Colpisce ovviamente che la Cgil non abbia sottoscritto l'accordo: continuano le "dure repliche della storia", verrebbe da dire parafrasando Norberto Bobbio, grande coscienza critica della sinistra. Ma colpisce soprattutto la ripresa d'iniziativa delle parti sociali che quasi all'unanimità, e con la spinta forte e riconosciuta della leadership confindustriale (che aveva già proposto di rinunciare agli incentivi in cambio di una riduzione immediata delle tasse), ha aperto un capitolo nuovo.

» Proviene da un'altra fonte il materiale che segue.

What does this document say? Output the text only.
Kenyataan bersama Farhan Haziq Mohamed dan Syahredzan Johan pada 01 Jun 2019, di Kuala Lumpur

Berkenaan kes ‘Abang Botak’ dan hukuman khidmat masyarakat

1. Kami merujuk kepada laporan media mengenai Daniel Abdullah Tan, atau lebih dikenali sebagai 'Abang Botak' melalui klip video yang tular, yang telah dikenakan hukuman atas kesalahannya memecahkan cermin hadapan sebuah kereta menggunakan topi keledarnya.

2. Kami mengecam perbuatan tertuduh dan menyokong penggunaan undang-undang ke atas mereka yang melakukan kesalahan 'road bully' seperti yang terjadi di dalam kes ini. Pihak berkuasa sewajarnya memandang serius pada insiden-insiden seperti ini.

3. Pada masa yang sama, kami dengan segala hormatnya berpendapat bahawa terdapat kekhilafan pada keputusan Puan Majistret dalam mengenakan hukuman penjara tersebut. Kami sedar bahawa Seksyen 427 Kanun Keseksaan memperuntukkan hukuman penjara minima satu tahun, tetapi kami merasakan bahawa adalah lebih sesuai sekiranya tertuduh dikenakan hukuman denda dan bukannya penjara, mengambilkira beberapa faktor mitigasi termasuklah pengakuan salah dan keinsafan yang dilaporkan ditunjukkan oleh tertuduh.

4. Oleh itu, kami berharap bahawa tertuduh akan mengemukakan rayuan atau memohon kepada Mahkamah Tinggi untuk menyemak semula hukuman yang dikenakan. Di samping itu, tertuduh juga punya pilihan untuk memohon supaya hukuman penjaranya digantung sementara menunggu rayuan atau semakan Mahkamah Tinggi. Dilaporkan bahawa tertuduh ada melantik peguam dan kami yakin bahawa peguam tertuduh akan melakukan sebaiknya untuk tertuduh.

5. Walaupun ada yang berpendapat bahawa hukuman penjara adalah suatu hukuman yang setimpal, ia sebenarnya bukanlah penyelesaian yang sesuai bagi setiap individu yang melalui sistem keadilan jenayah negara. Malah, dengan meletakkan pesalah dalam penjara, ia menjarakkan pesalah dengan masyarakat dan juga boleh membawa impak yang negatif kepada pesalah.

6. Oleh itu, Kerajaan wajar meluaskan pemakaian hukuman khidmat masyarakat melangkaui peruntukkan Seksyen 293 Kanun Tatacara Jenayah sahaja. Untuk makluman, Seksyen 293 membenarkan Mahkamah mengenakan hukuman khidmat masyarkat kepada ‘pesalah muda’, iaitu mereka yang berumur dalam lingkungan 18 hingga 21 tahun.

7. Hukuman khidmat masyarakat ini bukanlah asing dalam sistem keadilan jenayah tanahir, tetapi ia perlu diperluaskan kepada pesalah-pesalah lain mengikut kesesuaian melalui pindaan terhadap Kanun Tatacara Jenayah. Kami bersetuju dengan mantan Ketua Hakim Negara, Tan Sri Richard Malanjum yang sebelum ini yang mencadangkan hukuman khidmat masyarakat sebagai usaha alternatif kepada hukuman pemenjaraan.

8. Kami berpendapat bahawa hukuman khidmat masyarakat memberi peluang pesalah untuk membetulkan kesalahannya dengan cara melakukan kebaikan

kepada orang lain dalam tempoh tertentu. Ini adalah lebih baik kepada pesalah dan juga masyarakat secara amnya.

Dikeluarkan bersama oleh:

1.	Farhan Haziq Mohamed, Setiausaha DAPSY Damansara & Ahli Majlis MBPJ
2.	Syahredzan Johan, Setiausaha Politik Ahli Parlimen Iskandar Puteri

Una ripresa d'iniziativa da libro non dei sogni ma realista, consapevole che bisogna scendere al piano della vita delle aziende per trovare, in una diversa e più moderna articolazione delle relazioni industriali, gli spunti per ripartire. Come dimostra del resto l'innovativo "welferismo" aziendale affermatosi quasi in silenzio negli ultimi anni, con piena soddisfazione dei lavoratori (e delle loro famiglie), e degli imprenditori.

Nel Paese che storicamente fa un' enorme fatica a cambiare e a darsi obiettivi ambiziosi e condivisi, ciascuno facendo il suo mestiere, è sempre stato più facile raggiungere accordi consociativi e più "piatti". Oggi c'è chi osserva che bisognava fare molto di più sul tema del rilancio della produttività e chi, addirittura, parla di "scempio" dei diritti e di "truffa".

Non la pensa così il presidente della Repubblica Giorgio Napolitano, una vita e una storia di sinistra, che giudica l'intesa "importante" ed auspica che anche la Cgil possa aderire all'accordo. E del resto i dati sulla produttività negli ultimi vent'anni (nel 1993, ai tempi del Governo Ciampi, ci fu il grande patto sociale per la stabilizzazione della politica dei redditi in chiave antinflazionistica) mostrano il profilo di un'Italia quasi imbalsamata e chiusa a riccio.

I risultati, basta guardare all'ormai famoso cuneo fiscale e ai confronti internazionali sui livelli di competitività (a partire dalla Germania che dopo le riforme ha visto forti aumenti della produttività), sono sotto gli occhi di tutti e ben visibili anche nei portafogli in termini di ridotto potere d'acquisto.

Naturalmente un accordo non è una bacchetta magica. Ma vanno, infine, notati due punti. Il primo. Si mette in moto un processo che aumenta il peso della contrattazione di secondo livello e una diversa organizzazione del lavoro che chiama in causa anche le imprese, chiamate esse stesse a riorganizzarsi, a investire nel rinnovamento degli impianti e, se necessario, a reinventare la loro presenza sui mercati.

Secondo. In un momento tra i più difficili della storia repubblicana, nel bel mezzo di una crisi sistemica dei partiti e sulla soglia della campagna elettorale, l'intesa sulla produttività tra le parti sociali e con il Governo è un ancoraggio solido e un'assunzione di responsabilità da classe dirigente. Davvero è buon risultato.